The Vanguard fund holds around 140 companies — the top ten holdings include all the usual suspects — Vodafone, Glaxo, Unilever, BATS etc. Other top 50 holdings include Next, L&G, Sage and BHP Billiton.
Ongoing charges are 0.22% and also a one-off initial dilution levy is 0.40%. In addition, my broker AJ Bell makes a charge of 0.20% for holding funds (no such charges for holding shares, investment trusts or ETFs). The total ongoing charges therefore are not excessive and certainly compare with say City of London IT — no broker charges but trust charges of 0.45%.
The current yield is around 4.0% based on projections from last years distribution. Dividends are paid out half yearly in June and December.

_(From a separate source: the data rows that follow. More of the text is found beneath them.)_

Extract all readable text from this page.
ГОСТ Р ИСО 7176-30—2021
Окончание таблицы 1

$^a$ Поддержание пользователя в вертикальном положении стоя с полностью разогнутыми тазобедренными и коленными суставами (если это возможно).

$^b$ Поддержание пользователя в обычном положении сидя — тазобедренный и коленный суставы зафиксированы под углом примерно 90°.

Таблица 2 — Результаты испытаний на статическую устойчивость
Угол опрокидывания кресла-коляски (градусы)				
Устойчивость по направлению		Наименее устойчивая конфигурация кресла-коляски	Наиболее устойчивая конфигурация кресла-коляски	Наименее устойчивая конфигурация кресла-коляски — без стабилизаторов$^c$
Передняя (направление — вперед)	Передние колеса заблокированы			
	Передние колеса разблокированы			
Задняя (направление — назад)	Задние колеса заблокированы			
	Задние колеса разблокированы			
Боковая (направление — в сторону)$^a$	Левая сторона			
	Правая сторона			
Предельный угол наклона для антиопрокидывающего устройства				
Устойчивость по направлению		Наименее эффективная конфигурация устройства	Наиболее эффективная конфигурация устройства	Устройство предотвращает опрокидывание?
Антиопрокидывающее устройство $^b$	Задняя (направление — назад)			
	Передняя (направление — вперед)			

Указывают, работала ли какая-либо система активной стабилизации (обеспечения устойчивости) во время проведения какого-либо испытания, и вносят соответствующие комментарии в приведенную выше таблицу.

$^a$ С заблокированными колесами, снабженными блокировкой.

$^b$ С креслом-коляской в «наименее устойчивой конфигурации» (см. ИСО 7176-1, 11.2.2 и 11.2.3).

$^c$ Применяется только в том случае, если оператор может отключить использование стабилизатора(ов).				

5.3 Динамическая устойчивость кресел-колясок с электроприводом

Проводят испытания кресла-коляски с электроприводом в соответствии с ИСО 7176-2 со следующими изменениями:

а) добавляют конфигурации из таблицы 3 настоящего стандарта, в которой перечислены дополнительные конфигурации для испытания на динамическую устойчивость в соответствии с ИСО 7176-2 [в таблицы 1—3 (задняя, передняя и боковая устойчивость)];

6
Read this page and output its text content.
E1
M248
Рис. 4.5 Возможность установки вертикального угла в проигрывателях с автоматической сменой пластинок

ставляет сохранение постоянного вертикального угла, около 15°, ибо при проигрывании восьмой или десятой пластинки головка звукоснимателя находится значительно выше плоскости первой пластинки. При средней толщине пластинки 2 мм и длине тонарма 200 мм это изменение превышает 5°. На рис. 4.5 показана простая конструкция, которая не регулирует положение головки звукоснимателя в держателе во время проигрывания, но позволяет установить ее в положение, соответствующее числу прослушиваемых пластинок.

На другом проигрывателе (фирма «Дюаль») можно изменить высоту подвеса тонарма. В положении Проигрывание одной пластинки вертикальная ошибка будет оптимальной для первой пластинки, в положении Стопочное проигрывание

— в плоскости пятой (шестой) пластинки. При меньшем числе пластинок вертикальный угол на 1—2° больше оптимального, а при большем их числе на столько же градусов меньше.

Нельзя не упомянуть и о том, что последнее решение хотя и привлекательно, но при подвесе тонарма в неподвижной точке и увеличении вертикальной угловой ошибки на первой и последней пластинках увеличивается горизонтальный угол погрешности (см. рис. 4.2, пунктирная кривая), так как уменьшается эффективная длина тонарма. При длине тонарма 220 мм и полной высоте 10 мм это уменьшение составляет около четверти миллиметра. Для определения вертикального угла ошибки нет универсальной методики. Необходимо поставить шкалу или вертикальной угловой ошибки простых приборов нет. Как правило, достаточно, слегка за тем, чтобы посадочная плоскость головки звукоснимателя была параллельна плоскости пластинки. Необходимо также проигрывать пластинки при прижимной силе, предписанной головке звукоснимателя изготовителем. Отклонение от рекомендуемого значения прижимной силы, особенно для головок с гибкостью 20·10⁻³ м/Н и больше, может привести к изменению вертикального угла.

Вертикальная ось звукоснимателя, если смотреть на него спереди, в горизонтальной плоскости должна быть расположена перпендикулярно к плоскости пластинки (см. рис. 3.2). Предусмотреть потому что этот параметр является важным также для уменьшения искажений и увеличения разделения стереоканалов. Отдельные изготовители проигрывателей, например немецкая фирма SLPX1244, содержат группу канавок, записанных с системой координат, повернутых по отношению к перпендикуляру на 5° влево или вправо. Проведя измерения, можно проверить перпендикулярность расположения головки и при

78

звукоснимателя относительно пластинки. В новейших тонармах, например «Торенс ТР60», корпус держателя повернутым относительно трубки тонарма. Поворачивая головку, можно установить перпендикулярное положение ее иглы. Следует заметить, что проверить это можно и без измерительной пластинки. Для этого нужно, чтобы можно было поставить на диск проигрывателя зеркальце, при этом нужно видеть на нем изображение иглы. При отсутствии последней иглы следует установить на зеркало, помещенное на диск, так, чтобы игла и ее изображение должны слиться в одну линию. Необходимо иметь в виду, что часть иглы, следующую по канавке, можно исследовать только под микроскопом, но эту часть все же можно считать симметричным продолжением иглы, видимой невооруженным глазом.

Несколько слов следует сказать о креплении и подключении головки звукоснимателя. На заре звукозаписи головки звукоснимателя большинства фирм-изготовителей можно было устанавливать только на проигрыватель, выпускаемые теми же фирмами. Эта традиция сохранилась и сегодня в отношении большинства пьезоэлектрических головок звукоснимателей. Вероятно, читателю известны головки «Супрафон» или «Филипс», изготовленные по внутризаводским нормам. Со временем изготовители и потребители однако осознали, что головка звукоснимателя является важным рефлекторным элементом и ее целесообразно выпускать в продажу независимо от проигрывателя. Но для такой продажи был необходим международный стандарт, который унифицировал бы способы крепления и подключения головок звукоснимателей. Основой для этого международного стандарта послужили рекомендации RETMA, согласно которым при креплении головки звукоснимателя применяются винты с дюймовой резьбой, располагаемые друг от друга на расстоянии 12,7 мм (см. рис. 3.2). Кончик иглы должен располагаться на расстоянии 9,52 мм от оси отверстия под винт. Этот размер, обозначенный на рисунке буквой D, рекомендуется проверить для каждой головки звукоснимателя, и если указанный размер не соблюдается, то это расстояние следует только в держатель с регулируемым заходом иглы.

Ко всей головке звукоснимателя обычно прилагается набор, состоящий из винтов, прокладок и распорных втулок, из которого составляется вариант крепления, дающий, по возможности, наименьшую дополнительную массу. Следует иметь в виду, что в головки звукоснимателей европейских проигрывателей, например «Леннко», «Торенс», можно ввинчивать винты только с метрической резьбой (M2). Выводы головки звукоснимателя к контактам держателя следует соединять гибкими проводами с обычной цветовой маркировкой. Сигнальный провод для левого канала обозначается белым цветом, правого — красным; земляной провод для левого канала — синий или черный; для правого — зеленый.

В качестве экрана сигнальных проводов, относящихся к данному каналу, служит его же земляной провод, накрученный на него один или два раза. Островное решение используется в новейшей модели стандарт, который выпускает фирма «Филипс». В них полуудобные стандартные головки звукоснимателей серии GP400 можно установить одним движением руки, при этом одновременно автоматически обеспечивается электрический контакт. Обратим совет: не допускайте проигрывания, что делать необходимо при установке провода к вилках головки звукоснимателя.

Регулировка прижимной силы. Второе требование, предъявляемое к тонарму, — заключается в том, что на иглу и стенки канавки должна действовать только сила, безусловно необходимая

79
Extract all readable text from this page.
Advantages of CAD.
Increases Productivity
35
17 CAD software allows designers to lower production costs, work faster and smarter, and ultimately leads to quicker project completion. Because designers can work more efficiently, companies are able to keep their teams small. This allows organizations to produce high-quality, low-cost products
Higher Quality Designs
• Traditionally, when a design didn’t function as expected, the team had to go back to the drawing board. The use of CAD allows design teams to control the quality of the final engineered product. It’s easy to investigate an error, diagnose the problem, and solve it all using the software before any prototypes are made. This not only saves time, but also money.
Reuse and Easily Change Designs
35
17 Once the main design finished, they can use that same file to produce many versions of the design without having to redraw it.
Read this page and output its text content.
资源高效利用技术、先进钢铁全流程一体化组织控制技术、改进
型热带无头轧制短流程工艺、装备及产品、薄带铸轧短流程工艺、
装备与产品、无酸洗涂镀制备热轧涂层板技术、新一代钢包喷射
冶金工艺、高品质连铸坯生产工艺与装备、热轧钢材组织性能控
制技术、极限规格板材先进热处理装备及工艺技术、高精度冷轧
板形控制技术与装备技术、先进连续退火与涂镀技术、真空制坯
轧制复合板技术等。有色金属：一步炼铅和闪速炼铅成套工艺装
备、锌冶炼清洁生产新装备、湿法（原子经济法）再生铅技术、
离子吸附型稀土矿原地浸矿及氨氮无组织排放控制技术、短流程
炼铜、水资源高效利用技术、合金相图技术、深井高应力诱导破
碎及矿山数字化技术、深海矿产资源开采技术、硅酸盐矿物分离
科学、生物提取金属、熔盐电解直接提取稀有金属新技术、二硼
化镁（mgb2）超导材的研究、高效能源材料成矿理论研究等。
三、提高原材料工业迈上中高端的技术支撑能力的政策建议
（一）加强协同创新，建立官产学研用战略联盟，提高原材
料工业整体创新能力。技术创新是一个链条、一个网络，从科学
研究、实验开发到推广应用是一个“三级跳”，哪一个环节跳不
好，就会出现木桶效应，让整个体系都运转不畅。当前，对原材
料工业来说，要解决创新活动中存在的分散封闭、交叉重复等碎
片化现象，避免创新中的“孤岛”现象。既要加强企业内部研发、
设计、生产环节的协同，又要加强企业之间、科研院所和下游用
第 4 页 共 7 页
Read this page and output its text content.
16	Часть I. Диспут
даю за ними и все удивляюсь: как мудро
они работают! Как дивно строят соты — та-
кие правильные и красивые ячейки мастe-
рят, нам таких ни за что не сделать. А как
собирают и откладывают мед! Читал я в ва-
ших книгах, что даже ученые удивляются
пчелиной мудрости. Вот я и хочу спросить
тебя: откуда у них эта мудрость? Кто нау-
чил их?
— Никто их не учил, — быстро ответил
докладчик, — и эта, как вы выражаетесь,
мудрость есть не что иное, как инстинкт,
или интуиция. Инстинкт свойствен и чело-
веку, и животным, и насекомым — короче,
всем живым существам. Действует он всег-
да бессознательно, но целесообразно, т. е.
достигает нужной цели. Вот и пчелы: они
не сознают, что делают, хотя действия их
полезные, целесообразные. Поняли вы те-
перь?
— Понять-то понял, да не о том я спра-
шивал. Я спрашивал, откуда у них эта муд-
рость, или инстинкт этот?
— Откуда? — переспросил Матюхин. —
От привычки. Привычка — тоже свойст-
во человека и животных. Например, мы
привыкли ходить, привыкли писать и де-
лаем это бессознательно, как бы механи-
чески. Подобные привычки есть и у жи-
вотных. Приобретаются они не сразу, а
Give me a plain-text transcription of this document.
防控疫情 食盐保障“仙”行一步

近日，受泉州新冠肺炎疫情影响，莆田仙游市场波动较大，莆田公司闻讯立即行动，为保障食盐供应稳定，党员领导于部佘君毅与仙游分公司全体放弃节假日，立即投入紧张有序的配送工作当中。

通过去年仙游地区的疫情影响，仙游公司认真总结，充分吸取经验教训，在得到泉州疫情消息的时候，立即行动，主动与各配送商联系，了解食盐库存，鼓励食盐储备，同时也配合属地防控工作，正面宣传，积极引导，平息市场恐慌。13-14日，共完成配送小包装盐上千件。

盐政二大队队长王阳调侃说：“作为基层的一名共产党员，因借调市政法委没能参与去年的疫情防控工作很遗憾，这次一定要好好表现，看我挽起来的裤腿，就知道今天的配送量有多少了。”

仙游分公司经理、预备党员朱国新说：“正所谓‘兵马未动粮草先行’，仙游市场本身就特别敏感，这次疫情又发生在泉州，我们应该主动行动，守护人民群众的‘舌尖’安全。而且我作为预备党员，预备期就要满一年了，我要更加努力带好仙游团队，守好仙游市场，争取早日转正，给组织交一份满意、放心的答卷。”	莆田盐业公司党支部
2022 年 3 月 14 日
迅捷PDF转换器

Of course, this is a departure for me. With my investment trusts which smooth out the dividend income by way of dividend reserves, I have a pretty good idea what income I can expect for the coming year. With funds, all the income has to be paid out so the distributions from one year to the next will be less predictable.
I will use the Vanguard UK income tracker as an additional benchmark against which to compare returns for my equity income portfolio — individual shares and investment trusts.